Victoria Jicha | October 2014

    I remember the anticipation of a new school year. My parents were both teachers so the entire family prepared for the September start. When I was a child, it meant new school clothes and shoes, purchasing school supplies, and the excitement of stacks of clean notebook paper. Something about that paper made me want to fill it up; perhaps, even then, there was a glimmer of a writer in me. I remember how the school smelled on that first day – all clean with a hint of sweeping compound. My father was a high school biology teacher, and I will never forget his harrumph at my excitement over my first day in high school: he said, “You can always tell a Freshman, but you can’t tell ‘em much!” That was my Dad – always the realist!
    Later, when I was teaching at DePaul University, I would end the school year in May, completely drained. Teaching is a giving profession, after all; the knowledge is always going out to students and sometimes very little comes back. By August, however, the creative juices began to flow again, and I was ready to start the cycle again, eager to help young flutists along their paths toward excellence.

Some Words of Advice
    Those of you starting your college careers – or seniors looking ahead to next year – must not waste a precious moment. Go prepared. Yes, I know, you don’t have an assignment yet from your private teacher, but you can arrive at that first lesson with your scales prepared, an etude, solo piece, and an orchestral excerpt ready to play. If the teacher has other ideas, you have not wasted your time. If they say, “What did you bring to your lesson today?” you will have an answer.
    Please arrive on time; in fact, arrive early, and find something other than threadbare jeans to wear. Show this teacher that you are serious about your craft. Whoever said “First impressions are the most lasting” hit the nail on the head. How you present yourself will speak volumes about you in the first five minutes. Because this is in many cases a four-year relationship, it would benefit you to make a good impression.
    Designate a separate notebook for your lessons – a music journal of sorts. Take notes during lessons, write down assignments, and then make observations in it during practice sessions. After each lesson take a few moments to set some goals for the following week. Then address those goals in your practicing throughout the week. If questions arise, write them down. If you have an a-ha moment, write it down. This journal can become an organizational tool and a history of your progress all at the same time.
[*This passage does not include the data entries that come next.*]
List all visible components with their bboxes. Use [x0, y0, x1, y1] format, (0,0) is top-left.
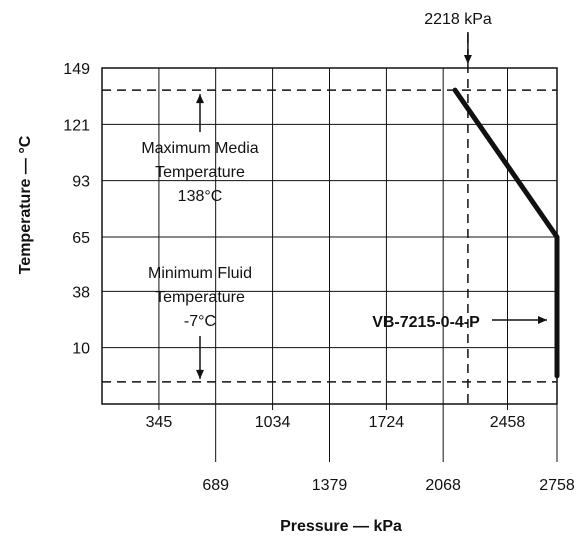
max-temp-label-line-2: Temperature: [155, 164, 245, 181]
y-tick-label: 93: [72, 174, 90, 191]
min-temp-arrow: [196, 336, 204, 379]
x-tick-label-upper: 2458: [490, 414, 526, 431]
x-axis-title: Pressure — kPa: [280, 518, 402, 535]
max-temp-label-line-3: 138°C: [178, 188, 223, 205]
x-tick-label-lower: 2758: [539, 477, 575, 494]
min-temp-label-line-1: Minimum Fluid: [148, 265, 252, 282]
y-axis-title: Temperature — °C: [17, 135, 34, 274]
x-tick-labels-upper: 345 1034 1724 2458: [146, 414, 526, 431]
min-temp-label-line-3: -7°C: [184, 313, 216, 330]
series-label-arrow-head: [538, 316, 547, 324]
x-tick-label-upper: 1724: [369, 414, 405, 431]
series-label: VB-7215-0-4-P: [372, 314, 480, 331]
max-temp-arrow: [196, 94, 204, 132]
y-tick-labels: 149 121 93 65 38 10: [63, 61, 90, 358]
annotation-arrows: [196, 32, 547, 379]
y-tick-label: 149: [63, 61, 90, 78]
series-line-vb-7215: [452, 87, 560, 379]
x-tick-label-lower: 2068: [425, 477, 461, 494]
max-temp-arrow-head: [196, 94, 204, 104]
x-tick-labels-lower: 689 1379 2068 2758: [202, 477, 575, 494]
max-pressure-arrow-head: [463, 55, 472, 64]
y-tick-label: 121: [63, 117, 90, 134]
min-temp-arrow-head: [196, 369, 204, 379]
grid: [101, 67, 558, 462]
max-temp-label-line-1: Maximum Media: [141, 140, 258, 157]
x-tick-label-upper: 1034: [255, 414, 291, 431]
series-label-arrow: [492, 316, 547, 324]
y-tick-label: 10: [72, 341, 90, 358]
x-tick-label-lower: 689: [202, 477, 229, 494]
min-temp-label-line-2: Temperature: [155, 289, 245, 306]
max-pressure-label: 2218 kPa: [424, 11, 492, 28]
x-tick-label-lower: 1379: [312, 477, 348, 494]
y-tick-label: 38: [72, 284, 90, 301]
max-pressure-arrow: [463, 32, 472, 64]
y-tick-label: 65: [72, 230, 90, 247]
x-tick-label-upper: 345: [146, 414, 173, 431]
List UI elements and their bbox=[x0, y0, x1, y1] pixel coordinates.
    Some students going to college are leaving home for the first time; it can be a serious, although exciting transition. Embrace it, make new friends, dive in to the academic environment, and check in with home via Skype, phone, or email once a week. Your parents will appreciate knowing that you are thriving.
    Don’t look for teachers to become surrogate parents, however; that is not their job. They are neither your friend nor your counselor. Their purpose is to motivate and instruct so that you can become the best instrumentalist possible. That may mean that they have to come down hard on you from time to time. After all, if all they said was how wonderful you are, you wouldn’t be learning anything. Right? So accept criticism graciously, and try to make the changes they suggest. I went from being a big fish in a small pond in high school to a college where I was a small fish in a big pond. It was a huge transition for me, but it made me a better musician. You can do it too.
    After I graduated from college, I moved to Chicago and took some lessons from the legendary Arnold Jacobs. I remember vividly walking under the L-tracks on Wabash after the first lesson and thinking what I had just heard was pretty heretical. (I was an Indiana University graduate and thought I had arrived.) What Jacobs told me went against much of what I had learned in school, so I had this little conversation with myself. I basically said, “You have just spent a ton of money for advice from this man, so you better give it an honest try. Give it a week or two, and then decide whether to make these changes.” Thank God I followed my own advice; his suggestions made all the difference in my lung capacity and ability to play long solos, such as Debussy’s Faun in one breath.
    So off you go; make the break and embrace the new. You will never have this kind of freedom again to explore new avenues, learn new concepts, practice for hours on end, and grow into the mature musician you want to be. Have fun and work hard. Remember, those two things are not mutually exclusive.